Q. Why does the training R^2 score go down as we increase lambda?

Solution

We are trading a bit of bias for improve generality. As we increase $\lambda$, we are restricting how close to the true minimum loss function location we can get.

Q. Why does the L1 testing R^2 score go up we increase lambda?

Solution

As we constrain the coefficients, we reduce the overfitting to the training data and hence generality improves.

Q. Describe what is happening to the L1 coefficients as we increase lambda?

Solution

The average magnitude of the coefficients is not changing much, but they are becoming a tighter group; the standard deviation is shrinking significantly. Many more coefficients are going to zero. Note that about 80% of the coefficients have gone to zero when we get the best test score.

In [ ]:

fig,axes = plt.subplots(1,7,figsize=(13.5,1.8), sharey=True)
for i,lmbda in enumerate([1,10,100,200,500,1000,2000]):
    ridge = Ridge(alpha=lmbda, tol=.1)
    ridge.fit(X_train, y_train)
    r2 = ridge.score(X_train, y_train)
    r2t = ridge.score(X_test, y_test)
    print(f"lambda={lmbda:4d}: Zeros {sum(np.abs(ridge.coef_) < 1e-5)}: train R^2 {r2:.2f} test R^2 {r2t:.2f}")
    plotbeta(ridge.coef_, f"$\\lambda={lmbda}$\n", ax=axes[i], fontsize=9, xlabel=False, ylabel=i==0)

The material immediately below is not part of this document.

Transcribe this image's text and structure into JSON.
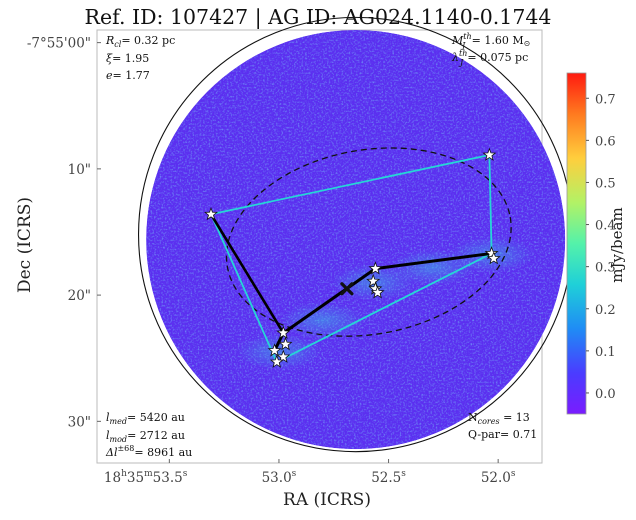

Q. Why does the training R^2 score go down as we increase lambda?

Solution

We are introducing bias as we did for L1, in exchange for increased generality.

Q. Describe what is happening to the L2 coefficients as we increase lambda?

Solution

The average magnitude of the coefficients goes down and they become a tighter group, but not as quickly as L1. We don't get any more coefficients going to zero.

Q. Characterize how the magnitudes of L1 and L2 coefficients differ.

Solution

The L2 coefficients are in general much tighter group than the L1, even as we increase $\lambda$. The L1 regularization drops many of the coefficients to zero for the same value of $\lambda$.